I have a passion for art history; it was a main focus of my studies in college. When I was offered a copy of Leonardo’s Holy Child at no charge for review I was very excited. I knew I would enjoy the stories of lost and found pieces of art.
About the Book:
A single sketch becomes an all-consuming quest to understand and identify a work by Leonardo da Vinci himself―the first new drawing by the great master to have surfaced in over a century.
Fred Kline is a well-known art historian, dealer, connoisseur, and explorer who has made a career of scouring antique stores, estate sales, and auctions looking for unusual―and often misidentified―works of art. Many of the gems he has found are now in major museum collections like the Frick, the Getty, and the Metropolitan Museum of Art.

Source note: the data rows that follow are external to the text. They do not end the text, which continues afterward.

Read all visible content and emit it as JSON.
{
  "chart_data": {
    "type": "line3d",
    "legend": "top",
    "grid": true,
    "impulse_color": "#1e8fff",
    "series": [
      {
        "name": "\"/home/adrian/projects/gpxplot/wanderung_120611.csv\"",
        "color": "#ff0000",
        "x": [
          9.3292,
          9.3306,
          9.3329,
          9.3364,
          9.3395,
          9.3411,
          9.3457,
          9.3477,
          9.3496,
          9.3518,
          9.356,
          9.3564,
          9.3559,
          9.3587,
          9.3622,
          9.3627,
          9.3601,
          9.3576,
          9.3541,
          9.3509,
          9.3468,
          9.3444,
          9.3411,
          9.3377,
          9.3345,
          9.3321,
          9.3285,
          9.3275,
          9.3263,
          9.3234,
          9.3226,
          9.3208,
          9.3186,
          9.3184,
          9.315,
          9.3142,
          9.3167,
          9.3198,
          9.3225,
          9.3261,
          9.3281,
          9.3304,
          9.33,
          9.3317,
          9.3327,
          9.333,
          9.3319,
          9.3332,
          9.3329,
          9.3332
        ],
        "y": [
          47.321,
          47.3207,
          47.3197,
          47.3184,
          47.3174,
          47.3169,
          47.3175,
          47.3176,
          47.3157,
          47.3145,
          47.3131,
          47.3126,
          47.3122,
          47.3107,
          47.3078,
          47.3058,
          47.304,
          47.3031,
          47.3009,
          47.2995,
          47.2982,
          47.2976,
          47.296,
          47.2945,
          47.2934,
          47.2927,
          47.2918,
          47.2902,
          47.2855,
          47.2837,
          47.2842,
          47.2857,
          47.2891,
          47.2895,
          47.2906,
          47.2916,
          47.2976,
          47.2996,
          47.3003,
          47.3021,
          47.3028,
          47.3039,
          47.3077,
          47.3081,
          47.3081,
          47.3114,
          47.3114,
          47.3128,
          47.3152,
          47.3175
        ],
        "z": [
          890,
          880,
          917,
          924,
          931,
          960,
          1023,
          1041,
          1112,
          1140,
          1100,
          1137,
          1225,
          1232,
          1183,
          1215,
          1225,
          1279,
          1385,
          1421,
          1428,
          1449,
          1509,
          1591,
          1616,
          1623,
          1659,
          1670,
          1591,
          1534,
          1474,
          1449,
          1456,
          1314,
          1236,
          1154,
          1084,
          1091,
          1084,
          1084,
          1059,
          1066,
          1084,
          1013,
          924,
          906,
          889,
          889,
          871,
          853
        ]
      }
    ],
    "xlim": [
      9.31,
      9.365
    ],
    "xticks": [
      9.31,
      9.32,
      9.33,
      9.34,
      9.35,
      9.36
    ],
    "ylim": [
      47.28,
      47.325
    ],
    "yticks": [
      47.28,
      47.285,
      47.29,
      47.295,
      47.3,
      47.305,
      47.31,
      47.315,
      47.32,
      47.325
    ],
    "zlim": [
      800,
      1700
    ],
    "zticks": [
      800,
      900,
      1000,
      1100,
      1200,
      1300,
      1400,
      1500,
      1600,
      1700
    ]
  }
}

But this book is about the discovery of one piece in particular: About ten years ago, when Kline was routinely combing through a Christie’s catalog, a beautiful little drawing caught his eye. Attributed to Carracci, it came with a very low estimate, but Kline’s every instinct told him that the attribution was wrong. He placed a bid and the low asking price and bought the drawing outright. And that was the beginning of how Kline discovered Leonardo da Vinci’s model drawing for the Infant Jesus and the Infant St. John.
It is the first work by da Vinci to have surfaced in over a century. Leonardo’s Holy Child chronicles not only the story of this amazing discovery, from Kline’s research all over the world to how exactly attributions work with regards to the old masters (most of their works are unsigned). Kline also sheds light on the idea of “connoisseurship,” an often-overlooked facet of art history that’s almost Holmesian in its intricacy and specificity.
16 page color image insert plus in-text illustrations
About the Author:
Fred R. Kline is a generalist art historian, art dealer, artist, and writer. His numerous and diverse discoveries have been covered in the New York Times and Arts and Antiques, and have been acquired by the Getty Museum, the Morgan Library, the Metropolitan Museum of Art, and many others. He has served on the editorial staff of National Geographic, and his sculpture has been praised by the Smithsonian. He lives in Santa Fe, New Mexico. Visit him at www.klinegallery.com.
I was immediately fascinated by this book as I studied art history in college. Of course that led to my career in banking, heh. But I do love art and Renaissance art in particular. I have a particular fondness for Michelangelo and since Leonardo is a contemporary I enjoy any chance to find myself back in the era.
This book almost reads like a thriller as the author introduces the drawing and his suspicions that it’s not just any “old master” work. He has strong feelings that it’s by Leonardo DaVinci! He misses his first chance to buy it but fate brings it to him at another time. Then begins the task of determining who drew the child. I doubt I’m telling tales out of school by sharing the excitement of the chase and discovery of Leonardo’s hand in the drawing. Would there be a book otherwise? It didn’t come immediately and it didn’t come without a healthy dose of skepticism but that is half the fun of the reading.
The book reads like non-fiction; Mr. Kline writes with enthusiasm for his subject but not in such a way that is over the head of his reader. It does help to have a passion – or at least a healthy interest – in art, I will admit that. But then again you wouldn’t be looking at the title if you didn’t.
It doesn’t take the whole of the book’s 384 pages to tell the tale of Leonardo’s drawing. Mr. Kline shares other stories from the art world from different centuries and different continents. All make for very interesting reading and for an wealth of fascinating stories to share when conversation should lag.